An apparent surge in unintended pregnancies since April as the coronavirus pandemic forces people to spend more time at home has prompted the health ministry to launch a nationwide study in order to come up with more effective policies to support women.
A research team from the Ministry of Health, Labor and Welfare will look into reasons women have given for having abortions this year and hopes to produce a detailed analysis by the end of fiscal 2020 next March based on region and age group.
Support groups for such women suggest that the rise in unexpected pregnancies is particularly marked among teenage girls and women in their 20s. They also say, as does government data, that sexual abuse is on the increase as an indirect consequence of the pandemic.

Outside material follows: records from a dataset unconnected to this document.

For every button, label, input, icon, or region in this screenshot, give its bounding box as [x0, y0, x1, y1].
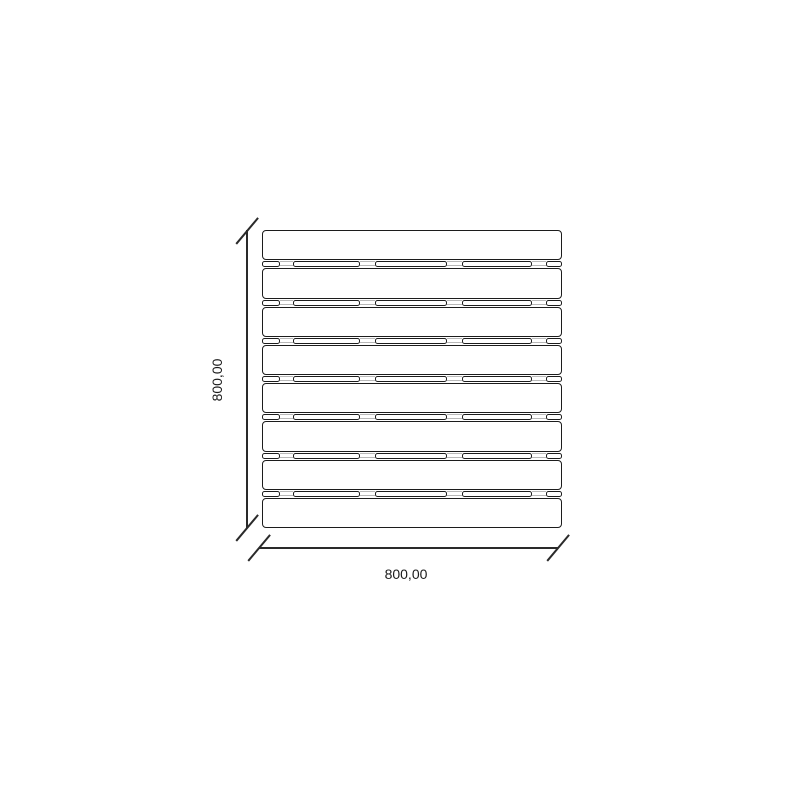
hidden-batten-line [447, 261, 462, 266]
hidden-batten-line [280, 376, 293, 381]
gap-segment [546, 414, 562, 420]
hidden-batten-line [360, 414, 375, 419]
slat-gap [262, 490, 562, 498]
gap-segment [546, 491, 562, 497]
deck-slat [262, 460, 562, 490]
hidden-batten-line [360, 338, 375, 343]
gap-segment [375, 300, 447, 306]
gap-segment [293, 453, 360, 459]
gap-segment [462, 338, 532, 344]
gap-segment [375, 261, 447, 267]
width-dimension-label: 800,00 [366, 566, 446, 582]
deck-slat [262, 498, 562, 528]
deck-slat [262, 307, 562, 337]
gap-segment [462, 261, 532, 267]
hidden-batten-line [280, 414, 293, 419]
gap-segment [262, 300, 280, 306]
gap-segment [375, 414, 447, 420]
hidden-batten-line [280, 300, 293, 305]
hidden-batten-line [360, 261, 375, 266]
gap-segment [262, 338, 280, 344]
hidden-batten-line [280, 338, 293, 343]
gap-segment [293, 414, 360, 420]
gap-segment [293, 338, 360, 344]
deck-slat [262, 383, 562, 413]
gap-segment [262, 376, 280, 382]
gap-segment [462, 300, 532, 306]
hidden-batten-line [532, 491, 546, 496]
gap-segment [293, 376, 360, 382]
hidden-batten-line [532, 453, 546, 458]
gap-segment [375, 453, 447, 459]
slat-gap [262, 413, 562, 421]
gap-segment [462, 376, 532, 382]
height-dimension-label: 800,00 [209, 350, 225, 410]
hidden-batten-line [532, 338, 546, 343]
gap-segment [262, 453, 280, 459]
slat-gap [262, 260, 562, 268]
gap-segment [546, 453, 562, 459]
gap-segment [375, 376, 447, 382]
gap-segment [462, 453, 532, 459]
gap-segment [262, 261, 280, 267]
vertical-dimension-line [246, 230, 248, 528]
gap-segment [262, 414, 280, 420]
gap-segment [293, 300, 360, 306]
deck-slat [262, 421, 562, 451]
hidden-batten-line [447, 491, 462, 496]
hidden-batten-line [447, 300, 462, 305]
hidden-batten-line [360, 376, 375, 381]
hidden-batten-line [447, 338, 462, 343]
hidden-batten-line [532, 261, 546, 266]
gap-segment [293, 261, 360, 267]
deck-slat [262, 268, 562, 298]
slat-gap [262, 452, 562, 460]
gap-segment [375, 338, 447, 344]
hidden-batten-line [360, 491, 375, 496]
hidden-batten-line [280, 261, 293, 266]
gap-segment [546, 300, 562, 306]
horizontal-dimension-line [259, 547, 558, 549]
hidden-batten-line [532, 300, 546, 305]
hidden-batten-line [280, 453, 293, 458]
deck-slat [262, 345, 562, 375]
hidden-batten-line [532, 376, 546, 381]
hidden-batten-line [280, 491, 293, 496]
hidden-batten-line [447, 414, 462, 419]
slat-gap [262, 337, 562, 345]
gap-segment [462, 491, 532, 497]
hidden-batten-line [360, 453, 375, 458]
technical-drawing-canvas: 800,00 800,00 [0, 0, 800, 800]
gap-segment [462, 414, 532, 420]
gap-segment [546, 338, 562, 344]
deck-slat [262, 230, 562, 260]
gap-segment [546, 376, 562, 382]
deck-tile-boards [262, 230, 562, 528]
slat-gap [262, 375, 562, 383]
gap-segment [293, 491, 360, 497]
hidden-batten-line [360, 300, 375, 305]
slat-gap [262, 299, 562, 307]
gap-segment [375, 491, 447, 497]
gap-segment [262, 491, 280, 497]
hidden-batten-line [532, 414, 546, 419]
hidden-batten-line [447, 376, 462, 381]
hidden-batten-line [447, 453, 462, 458]
gap-segment [546, 261, 562, 267]
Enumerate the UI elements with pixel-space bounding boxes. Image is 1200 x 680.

According to the nonprofit group Mikkumie in Mie Prefecture, central Japan, the spring closure of schools during the initial wave of the pandemic appears to have pushed up teen pregnancies.
"I had sex with my boyfriend every day during school closures. Now I'm worried about being pregnant," one caller told the group, according to the NPO's representative, Noriko Matsuoka.
She said there were roughly 70 consultation calls in the six months from April to September, including the period of the nationwide state of emergency from early April to late May -- approaching the approximately 100 calls it received in the whole of 2019.
"There has been an obvious rise in these kinds of consultations, which appears to be a consequence of COVID-19," Matsuoka said.
Nearly half of the calls were from teens, many of them young girls. With no school or club activities to attend, some of them had used social media to start "meeting up with people they don't know," Matsuoka said.
Meanwhile, Hatsumi Sato, director of SOS Shinjuku-Kids & Family, a nonprofit group based in Tokyo that supports mothers and pregnant women in their teens and 20s, said there are growing concerns that more young women are becoming the victims of sexual violence as a result of staying home during the pandemic.
"Cases stand out of sexual assault from family members, such as brothers or stepfathers, while these girls were at home during school closures," said Sato. "Many that come for consultations do so as a last resort since they feel they cannot speak with their mothers or the police."
Last month, Seiko Hashimoto, the minister in charge of gender equality and an LDP House of Councillors member, announced that there had been a 15.5 percent increase to 23,050 cases in consultations at one-stop support centers for victims of sexual violence between April and September compared with the same period last year, citing the coronavirus pandemic as a significant factor.
"We need to get many people to understand how much the coronavirus pandemic can cause sexual damage to women, and the government must firmly support them," Hashimoto said at the time.
In October, a sharehouse was opened in Funabashi, Chiba Prefecture, especially to take in pregnant women, mainly in their teens, who are coping with physical abuse or otherwise struggling because of unintended pregnancies. It was established by the city's nonprofit Baby Bridge, which engages in consultation services and special adoptions, and is open to women from any part of the country.
The sharehouse with 14 rooms was set up after Baby Bridge learned of the record-high number of junior high and high school girls who had made pregnancy consultations at Jikei Hospital in the city of Kumamoto, known for operating the controversial "Konotori no Yurikago" (storks' cradle) baby hatch where women can drop off unwanted newborns, when the coronavirus spread in the spring.
The health ministry's research team has requested cooperation from about 190 medical institutions nationwide that perform abortions. It will seek to assess how many abortion cases this year were linked to a drop in income and unemployment due to the pandemic and the impact of voluntarily stay-at-home requests the women might have faced.
Tomoko Adachi, representative of the research team and managing director of the Japan Association of Obstetricians and Gynecologists said, "We don't know when people are going to be asked to (officially) stay home again. So we need to delve into the background and make efforts to reduce unexpected pregnancy and abortion, and create measures to protect the health of children and women."